Medicare for all - long overdue
“I mean, if you want to have a single-payer health care system, be my guest.” -Senator Graham
I support some of the things that Senator Graham says and does, but not all. Mostly, I like the fact that he is honest and one of the few Senators willing to speak his mind and not play with words, whether I agree with him or not.
He was being sarcastic when he made the above statement during the disastrous GOP push to repeal the Affordable Care Act (ACA). But, he was correct.
We should all want single payer, Senator Graham. Medicare for all (single payer) is the solution to our worsening health insurance cost and access problems.
Every private provider would be paid the same amount for specific services, as Medicare does now. Inefficient hospitals, nursing homes and others that could not control costs and deliver a quality product would go out of business.
Effective ones with high quality and low expenses would do well. That is capitalism, not socialism, as the right wing constantly states when Medicare expansion is proposed.
The government would also have the clout to drive pharmaceutical pricing down to the levels seen in other developed nations … but markedly NOT here. We have the highest drug prices in the world by far, impacting both our budgets and our health status.
Politicians on the right constantly repeat the refrain that our healthcare system is “the best in the world,” but according to every objective international study (for example, see the Commonwealth Fund reports in 2016 and 2017) that is just not true. Morbidity and mortality are worse in our nation than the rest of the developed countries. And, the cost is much greater here, while 30 million of us are still uninsured.
The GOP repeal effort has failed miserably, but millions have already lost insurance due to Trump’s stated policy of placing roadblocks in front of Obamacare. Many of these people were Trump voters and may well be alienated in 2018 and 2020, voting against him.

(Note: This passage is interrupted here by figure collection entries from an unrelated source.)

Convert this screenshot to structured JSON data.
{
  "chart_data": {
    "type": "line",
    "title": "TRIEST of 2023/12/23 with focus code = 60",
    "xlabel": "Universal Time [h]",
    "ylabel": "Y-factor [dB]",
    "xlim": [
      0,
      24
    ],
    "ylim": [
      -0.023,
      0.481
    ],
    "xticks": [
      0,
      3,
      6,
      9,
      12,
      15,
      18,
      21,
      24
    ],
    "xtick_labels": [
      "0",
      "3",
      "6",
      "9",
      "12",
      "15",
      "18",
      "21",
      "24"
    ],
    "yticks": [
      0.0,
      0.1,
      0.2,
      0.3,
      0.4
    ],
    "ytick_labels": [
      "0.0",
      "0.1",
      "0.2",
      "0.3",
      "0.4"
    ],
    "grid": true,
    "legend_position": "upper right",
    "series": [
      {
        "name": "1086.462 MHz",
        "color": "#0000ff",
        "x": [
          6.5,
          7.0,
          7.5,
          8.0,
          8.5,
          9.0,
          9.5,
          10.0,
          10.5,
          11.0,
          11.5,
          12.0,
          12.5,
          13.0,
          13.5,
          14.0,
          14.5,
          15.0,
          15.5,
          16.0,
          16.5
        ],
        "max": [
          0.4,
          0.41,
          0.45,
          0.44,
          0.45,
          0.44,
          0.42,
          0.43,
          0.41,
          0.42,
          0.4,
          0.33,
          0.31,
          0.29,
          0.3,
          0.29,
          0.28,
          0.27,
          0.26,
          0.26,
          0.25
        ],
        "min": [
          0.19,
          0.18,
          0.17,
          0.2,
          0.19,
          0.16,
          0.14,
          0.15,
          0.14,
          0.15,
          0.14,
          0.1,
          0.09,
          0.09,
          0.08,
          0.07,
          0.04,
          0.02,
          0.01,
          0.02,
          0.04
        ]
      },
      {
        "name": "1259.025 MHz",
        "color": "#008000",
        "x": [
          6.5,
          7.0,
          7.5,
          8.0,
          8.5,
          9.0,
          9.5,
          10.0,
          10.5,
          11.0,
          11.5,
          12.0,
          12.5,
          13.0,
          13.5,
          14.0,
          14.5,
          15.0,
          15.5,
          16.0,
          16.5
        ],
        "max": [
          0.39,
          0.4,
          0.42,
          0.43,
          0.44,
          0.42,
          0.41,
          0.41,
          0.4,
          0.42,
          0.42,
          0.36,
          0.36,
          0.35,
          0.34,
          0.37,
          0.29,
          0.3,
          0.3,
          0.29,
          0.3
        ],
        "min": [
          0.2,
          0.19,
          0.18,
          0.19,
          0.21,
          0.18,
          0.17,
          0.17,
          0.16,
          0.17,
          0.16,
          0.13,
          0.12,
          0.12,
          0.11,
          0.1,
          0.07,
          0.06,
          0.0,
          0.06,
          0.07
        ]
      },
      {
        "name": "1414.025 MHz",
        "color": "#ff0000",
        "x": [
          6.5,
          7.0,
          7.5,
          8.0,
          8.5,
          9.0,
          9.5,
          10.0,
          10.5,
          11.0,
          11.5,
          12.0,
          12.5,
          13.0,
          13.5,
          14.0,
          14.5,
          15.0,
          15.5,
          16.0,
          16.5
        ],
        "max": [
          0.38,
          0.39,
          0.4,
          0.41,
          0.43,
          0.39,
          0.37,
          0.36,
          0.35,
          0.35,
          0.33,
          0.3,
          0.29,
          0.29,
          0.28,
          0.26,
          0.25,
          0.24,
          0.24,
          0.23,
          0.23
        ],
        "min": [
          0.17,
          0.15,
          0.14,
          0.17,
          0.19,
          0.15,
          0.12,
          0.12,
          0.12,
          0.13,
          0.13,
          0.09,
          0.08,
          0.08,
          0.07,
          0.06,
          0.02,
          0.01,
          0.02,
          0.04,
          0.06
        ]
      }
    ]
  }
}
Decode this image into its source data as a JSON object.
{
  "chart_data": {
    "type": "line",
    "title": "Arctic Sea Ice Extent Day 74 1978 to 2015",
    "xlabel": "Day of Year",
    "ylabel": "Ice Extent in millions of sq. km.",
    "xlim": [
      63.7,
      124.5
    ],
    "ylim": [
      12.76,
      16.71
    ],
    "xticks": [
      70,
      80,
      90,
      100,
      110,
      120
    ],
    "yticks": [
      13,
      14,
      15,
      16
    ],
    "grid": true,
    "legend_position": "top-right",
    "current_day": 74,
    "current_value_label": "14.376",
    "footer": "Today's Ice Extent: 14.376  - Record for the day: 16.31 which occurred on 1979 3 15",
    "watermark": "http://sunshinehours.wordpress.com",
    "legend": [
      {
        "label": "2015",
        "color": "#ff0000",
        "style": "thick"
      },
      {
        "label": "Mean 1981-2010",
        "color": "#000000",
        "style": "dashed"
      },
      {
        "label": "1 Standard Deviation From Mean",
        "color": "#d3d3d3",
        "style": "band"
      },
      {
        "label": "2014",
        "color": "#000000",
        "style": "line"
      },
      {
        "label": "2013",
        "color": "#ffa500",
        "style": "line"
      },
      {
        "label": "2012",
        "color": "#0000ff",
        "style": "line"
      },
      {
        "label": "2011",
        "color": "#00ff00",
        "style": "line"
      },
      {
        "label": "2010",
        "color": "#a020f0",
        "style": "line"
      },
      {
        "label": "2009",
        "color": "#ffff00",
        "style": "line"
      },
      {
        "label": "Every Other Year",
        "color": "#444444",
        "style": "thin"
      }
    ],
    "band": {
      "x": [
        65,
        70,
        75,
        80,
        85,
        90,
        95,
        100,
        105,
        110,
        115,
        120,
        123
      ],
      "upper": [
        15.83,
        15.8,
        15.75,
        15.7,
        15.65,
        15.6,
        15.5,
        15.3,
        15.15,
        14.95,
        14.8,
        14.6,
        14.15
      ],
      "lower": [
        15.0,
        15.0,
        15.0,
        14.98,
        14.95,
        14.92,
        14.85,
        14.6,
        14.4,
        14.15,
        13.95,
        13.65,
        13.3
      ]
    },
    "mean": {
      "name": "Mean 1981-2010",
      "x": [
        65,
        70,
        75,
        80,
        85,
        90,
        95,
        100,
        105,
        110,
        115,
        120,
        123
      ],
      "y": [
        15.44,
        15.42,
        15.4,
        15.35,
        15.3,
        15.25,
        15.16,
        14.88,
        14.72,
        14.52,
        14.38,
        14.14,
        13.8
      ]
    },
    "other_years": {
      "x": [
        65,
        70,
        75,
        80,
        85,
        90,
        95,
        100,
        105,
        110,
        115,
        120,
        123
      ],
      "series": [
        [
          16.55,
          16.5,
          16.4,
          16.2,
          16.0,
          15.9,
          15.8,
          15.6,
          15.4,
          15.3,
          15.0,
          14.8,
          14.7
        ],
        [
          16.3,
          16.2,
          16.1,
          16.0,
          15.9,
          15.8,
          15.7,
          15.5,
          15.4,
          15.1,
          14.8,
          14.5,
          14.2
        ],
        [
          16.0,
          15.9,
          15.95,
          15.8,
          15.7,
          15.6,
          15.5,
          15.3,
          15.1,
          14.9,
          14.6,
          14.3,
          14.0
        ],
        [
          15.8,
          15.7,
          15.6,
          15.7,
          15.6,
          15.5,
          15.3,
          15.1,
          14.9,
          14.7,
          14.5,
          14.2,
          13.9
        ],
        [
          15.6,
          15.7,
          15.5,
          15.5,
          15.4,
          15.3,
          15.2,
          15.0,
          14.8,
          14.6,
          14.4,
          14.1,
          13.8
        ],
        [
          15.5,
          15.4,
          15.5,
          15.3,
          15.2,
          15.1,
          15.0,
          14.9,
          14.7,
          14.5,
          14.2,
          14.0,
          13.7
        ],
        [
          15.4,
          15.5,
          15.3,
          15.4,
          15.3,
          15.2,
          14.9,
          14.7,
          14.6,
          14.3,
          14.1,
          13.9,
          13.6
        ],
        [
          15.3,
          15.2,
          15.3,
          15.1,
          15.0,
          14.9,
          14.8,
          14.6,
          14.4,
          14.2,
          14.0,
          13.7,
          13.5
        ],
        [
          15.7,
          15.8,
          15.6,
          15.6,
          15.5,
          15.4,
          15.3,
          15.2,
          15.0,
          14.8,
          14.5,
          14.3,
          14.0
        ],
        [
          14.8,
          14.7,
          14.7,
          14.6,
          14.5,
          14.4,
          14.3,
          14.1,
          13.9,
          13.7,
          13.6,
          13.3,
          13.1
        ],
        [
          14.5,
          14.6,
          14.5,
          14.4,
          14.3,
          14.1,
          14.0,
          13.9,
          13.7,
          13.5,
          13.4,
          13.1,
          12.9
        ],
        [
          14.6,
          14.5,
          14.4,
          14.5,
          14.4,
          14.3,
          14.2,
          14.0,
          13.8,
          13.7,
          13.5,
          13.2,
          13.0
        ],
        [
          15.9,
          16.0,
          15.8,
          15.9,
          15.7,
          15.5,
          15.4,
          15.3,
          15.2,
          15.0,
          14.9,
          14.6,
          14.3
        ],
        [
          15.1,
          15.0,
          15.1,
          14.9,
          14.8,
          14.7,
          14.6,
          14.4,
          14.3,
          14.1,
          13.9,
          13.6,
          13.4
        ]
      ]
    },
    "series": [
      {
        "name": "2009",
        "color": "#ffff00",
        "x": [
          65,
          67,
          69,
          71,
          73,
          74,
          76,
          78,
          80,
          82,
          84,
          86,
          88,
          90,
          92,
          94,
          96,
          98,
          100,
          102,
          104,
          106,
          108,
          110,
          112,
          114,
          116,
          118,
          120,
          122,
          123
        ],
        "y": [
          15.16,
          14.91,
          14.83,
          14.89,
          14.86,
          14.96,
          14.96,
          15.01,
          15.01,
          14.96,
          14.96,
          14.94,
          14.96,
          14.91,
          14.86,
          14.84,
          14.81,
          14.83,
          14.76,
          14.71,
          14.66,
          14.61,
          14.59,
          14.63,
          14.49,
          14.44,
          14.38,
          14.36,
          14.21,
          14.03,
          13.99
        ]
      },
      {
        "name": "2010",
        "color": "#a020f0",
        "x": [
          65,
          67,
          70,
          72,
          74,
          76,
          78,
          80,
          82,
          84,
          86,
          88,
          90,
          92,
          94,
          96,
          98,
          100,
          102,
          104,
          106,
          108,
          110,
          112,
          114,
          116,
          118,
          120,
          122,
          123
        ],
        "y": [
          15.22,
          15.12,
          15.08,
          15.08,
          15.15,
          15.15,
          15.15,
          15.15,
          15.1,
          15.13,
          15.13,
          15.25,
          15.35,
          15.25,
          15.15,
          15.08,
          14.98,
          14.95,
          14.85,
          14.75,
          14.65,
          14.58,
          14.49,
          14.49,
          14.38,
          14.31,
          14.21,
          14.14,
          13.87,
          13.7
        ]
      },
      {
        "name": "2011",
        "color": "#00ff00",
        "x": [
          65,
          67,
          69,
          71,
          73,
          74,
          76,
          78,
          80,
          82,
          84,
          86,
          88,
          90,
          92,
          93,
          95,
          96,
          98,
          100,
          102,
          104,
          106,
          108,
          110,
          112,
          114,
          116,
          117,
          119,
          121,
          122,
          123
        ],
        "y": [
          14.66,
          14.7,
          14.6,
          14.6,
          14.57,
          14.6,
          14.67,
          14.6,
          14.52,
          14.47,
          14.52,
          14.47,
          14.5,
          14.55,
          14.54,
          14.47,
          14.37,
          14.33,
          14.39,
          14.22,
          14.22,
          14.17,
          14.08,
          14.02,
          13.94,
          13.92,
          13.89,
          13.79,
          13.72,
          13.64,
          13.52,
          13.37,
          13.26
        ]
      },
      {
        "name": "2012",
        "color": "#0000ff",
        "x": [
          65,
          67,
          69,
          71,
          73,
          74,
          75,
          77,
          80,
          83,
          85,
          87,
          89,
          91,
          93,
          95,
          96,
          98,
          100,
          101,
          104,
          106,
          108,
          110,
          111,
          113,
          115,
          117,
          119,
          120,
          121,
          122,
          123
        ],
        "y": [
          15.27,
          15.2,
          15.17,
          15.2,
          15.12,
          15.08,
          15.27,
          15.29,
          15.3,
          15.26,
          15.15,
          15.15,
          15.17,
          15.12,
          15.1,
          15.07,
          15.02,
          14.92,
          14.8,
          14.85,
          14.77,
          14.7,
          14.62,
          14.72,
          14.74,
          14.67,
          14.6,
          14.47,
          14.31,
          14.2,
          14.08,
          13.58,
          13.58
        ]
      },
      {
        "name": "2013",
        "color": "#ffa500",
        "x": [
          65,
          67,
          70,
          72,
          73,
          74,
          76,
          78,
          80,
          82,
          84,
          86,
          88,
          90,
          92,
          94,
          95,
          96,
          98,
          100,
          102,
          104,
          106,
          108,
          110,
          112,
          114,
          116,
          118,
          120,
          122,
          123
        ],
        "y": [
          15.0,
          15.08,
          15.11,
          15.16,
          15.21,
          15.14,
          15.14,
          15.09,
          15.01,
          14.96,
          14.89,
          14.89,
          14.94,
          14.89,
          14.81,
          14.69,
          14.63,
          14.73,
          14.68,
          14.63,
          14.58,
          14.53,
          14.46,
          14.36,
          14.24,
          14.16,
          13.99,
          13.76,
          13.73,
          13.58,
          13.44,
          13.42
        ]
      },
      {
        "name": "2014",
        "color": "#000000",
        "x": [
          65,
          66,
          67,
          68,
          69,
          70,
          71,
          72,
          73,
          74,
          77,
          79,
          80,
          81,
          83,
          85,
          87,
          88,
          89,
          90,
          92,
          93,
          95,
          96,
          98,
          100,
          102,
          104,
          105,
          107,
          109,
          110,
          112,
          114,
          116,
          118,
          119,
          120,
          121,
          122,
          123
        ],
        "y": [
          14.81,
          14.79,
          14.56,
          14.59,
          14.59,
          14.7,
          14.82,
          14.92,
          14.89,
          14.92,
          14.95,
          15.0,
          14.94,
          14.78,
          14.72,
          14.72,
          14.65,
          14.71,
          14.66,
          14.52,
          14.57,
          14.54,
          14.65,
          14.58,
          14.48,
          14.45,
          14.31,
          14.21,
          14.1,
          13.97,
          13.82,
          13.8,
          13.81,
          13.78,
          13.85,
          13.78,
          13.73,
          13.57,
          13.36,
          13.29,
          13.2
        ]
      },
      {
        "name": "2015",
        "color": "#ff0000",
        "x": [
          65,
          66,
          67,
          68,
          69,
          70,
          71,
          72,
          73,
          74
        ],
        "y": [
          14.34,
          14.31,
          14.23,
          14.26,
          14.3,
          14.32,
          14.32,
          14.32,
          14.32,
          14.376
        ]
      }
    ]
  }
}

The GOP had a world of difficulty coming up with a reasonable plan to keep everyone insured and still do away with the ACA. They have given up. But, there is a way: House Bill 676 or the similar Medicare for all Senate bill introduced by Senator Sanders
If you look around the world, there is already a proven way to have access for everyone and control cost … a single payer system like universal Medicare. Canada copied our Medicare system in the early 1990s, but expanded it to include all ages. I visited several Canadian provincial hospital associations in 1996. They were all happy with their system and all thought it vastly superior to ours.
In 2016, with everyone covered, Canada’s cost per capita was just $4,506 versus $9,024 here according to the Organization for Economic Co-operation and Development (OECD). Almost all of Europe is lower than that; for example, Italy’s per capita cost is one-third of ours with better health results than we have.
Question: Why do we not already have this single payer system which has been shown in Europe, Canada and elsewhere to have much lower costs than ours? Answer: Because big insurance and big pharma lobbying money has: a. bought off both parties and b. scared the public with inaccurate portrayals of Medicare for all as socialism.
A recent Modern Healthcare column cited two studies purporting to show that single payer is costly. However, there are other studies done by nationally known experts on single payer (see the website of Physicians for a National Health Plan, www.pnhp.org) which show the exact opposite.
From both a political and policy standpoint, the President should have the respected non-partisan Congressional Budget Office (CBO) examine the feasibility of phasing in single payer health insurance under various scenarios (for example, expansion in 5-year increments until everyone is covered). Bringing younger, healthier people into the Medicare pool will stabilize the program financially.
He should also reaffirm his pledge not to cut Medicare and Medicaid. Specifically, he must rebuke Speaker Ryan’s attempt to abolish Medicare and Medicaid as we know them via privatizing Medicare via vouchers and making Medicaid a state block grant.
Medicare will have its 53rd birthday this year. Let’s not wait another 53 years to have it cover those under 65.
Jack Bernard was the first Director of Health Planning for Georgia and served two terms on the Jasper County Board of Health. He retired as a Senior Vice President with a national healthcare corporation. He is now a widely published, nationally known expert on healthcare reform.